9) Sperm Wale Excrement, or “Ambergris”
You’d be forgiven for thinking that the intestinal slurry of a sperm whale might not easily catch on so easily as a food delicacy, especially given that a pound of the stuff currently sells for around $63,000. Indeed, as a beach-combing British boy recently found out to his great delight, perfume companies will pay top dollar for ambergris, which has unique properties in fixing scent to the skin. But we humans are a strange species. And as history would have it, being the balenic equivalent of a gallbladder stone has done nothing to dissuade us from its consumption.
Put simply, Ambergris is edible excrement, evacuated from a sperm whale and left to float the oceans. Slow cooked by the sun, the vomit-like substance eventually hardens to become the large waxy mass you see today.

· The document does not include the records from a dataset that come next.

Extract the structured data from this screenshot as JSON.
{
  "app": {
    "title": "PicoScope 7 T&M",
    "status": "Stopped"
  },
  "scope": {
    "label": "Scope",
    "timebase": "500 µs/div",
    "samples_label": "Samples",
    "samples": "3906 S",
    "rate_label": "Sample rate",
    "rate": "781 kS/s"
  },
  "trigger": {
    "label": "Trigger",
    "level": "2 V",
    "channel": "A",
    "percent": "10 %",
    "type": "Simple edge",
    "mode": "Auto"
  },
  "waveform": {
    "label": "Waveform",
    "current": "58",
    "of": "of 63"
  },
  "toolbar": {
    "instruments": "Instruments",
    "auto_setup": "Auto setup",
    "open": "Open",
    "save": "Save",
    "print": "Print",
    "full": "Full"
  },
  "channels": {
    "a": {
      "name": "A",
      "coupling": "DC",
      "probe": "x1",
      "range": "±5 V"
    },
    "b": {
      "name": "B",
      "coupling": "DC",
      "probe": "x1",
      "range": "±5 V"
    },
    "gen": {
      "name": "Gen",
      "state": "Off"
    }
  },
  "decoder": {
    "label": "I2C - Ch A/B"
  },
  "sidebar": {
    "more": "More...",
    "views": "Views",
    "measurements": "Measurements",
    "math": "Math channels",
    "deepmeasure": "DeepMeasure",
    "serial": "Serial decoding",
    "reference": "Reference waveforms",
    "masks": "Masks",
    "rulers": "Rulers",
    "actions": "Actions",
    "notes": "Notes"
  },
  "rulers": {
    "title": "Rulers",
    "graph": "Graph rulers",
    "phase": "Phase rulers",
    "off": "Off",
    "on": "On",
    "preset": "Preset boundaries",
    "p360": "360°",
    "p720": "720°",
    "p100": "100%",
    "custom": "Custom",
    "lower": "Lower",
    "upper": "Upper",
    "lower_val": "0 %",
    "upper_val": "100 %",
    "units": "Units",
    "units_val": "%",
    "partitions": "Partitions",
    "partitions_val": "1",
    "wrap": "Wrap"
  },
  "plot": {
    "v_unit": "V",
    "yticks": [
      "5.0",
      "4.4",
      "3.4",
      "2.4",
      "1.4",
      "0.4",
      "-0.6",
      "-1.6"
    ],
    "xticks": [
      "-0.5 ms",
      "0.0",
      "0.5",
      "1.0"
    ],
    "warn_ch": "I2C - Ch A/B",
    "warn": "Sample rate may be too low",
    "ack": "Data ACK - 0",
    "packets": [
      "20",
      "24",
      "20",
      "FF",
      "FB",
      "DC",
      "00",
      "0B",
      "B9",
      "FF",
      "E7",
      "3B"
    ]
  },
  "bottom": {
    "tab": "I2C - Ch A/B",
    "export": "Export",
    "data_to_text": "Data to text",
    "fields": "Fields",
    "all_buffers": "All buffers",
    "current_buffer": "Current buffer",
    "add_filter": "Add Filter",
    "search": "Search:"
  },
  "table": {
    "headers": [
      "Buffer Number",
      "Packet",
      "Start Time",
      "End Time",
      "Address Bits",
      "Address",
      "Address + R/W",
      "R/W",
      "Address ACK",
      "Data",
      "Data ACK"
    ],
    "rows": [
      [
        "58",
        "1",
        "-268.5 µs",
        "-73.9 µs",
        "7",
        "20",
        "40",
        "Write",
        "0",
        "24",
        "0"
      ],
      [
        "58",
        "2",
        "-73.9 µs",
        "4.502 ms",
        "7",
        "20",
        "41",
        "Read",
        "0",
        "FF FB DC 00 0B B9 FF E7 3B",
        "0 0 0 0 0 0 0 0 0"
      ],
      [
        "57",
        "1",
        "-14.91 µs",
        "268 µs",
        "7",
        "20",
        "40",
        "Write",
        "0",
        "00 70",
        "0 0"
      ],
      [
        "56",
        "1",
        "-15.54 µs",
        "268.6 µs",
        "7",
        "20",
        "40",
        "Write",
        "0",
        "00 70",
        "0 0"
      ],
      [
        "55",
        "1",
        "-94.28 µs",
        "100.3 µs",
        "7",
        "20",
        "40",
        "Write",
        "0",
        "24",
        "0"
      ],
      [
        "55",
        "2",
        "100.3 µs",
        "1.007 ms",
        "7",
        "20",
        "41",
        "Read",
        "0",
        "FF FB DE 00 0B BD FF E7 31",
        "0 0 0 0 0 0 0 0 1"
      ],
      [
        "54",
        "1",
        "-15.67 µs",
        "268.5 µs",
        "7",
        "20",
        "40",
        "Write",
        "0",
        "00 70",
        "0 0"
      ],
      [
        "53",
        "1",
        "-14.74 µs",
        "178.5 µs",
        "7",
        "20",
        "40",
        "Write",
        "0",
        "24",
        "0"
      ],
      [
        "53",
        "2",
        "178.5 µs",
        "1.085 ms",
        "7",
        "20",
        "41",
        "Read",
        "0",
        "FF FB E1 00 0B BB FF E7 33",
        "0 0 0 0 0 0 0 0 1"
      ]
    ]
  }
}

It so traumatised Herman Melville, the author of Moby Dick, that he dedicated an entire chapter to it, detailing everything from its etymology (the French for “grey amber”), its sensory uses (in perfumes and hair powders) and its culinary uses (in Turkish cooking and Mediterranean wine flavouring).
Nor was it just in Turkey. How did Dutch and English colonists like their eggs in the morning? Not with a kiss, but with a spot of ambergris. Another English recipe, found on an annotated edition of the John Milton’s English epic, “Paradise Lost”, contains a handwritten recommendation for melting ambergris onto roasted game before enclosing it in pastry. The Italians were in on it too: the famed Casanova reputed to have used ambergris as an aphrodisiac. (Followed, one would hope, by an equally potent mouthwash afterwards).
And if you think that’s bad enough, at a Chicago cocktail bar called Billy Sunday they serve up shavings of ambergris in a drink, which they say closely resembles an Old Fashioned. Only it’s not old-fashioned in the slightest. Because paying for the privilege of drinking wale intestinal matter from a glass is a pretention of the modern age.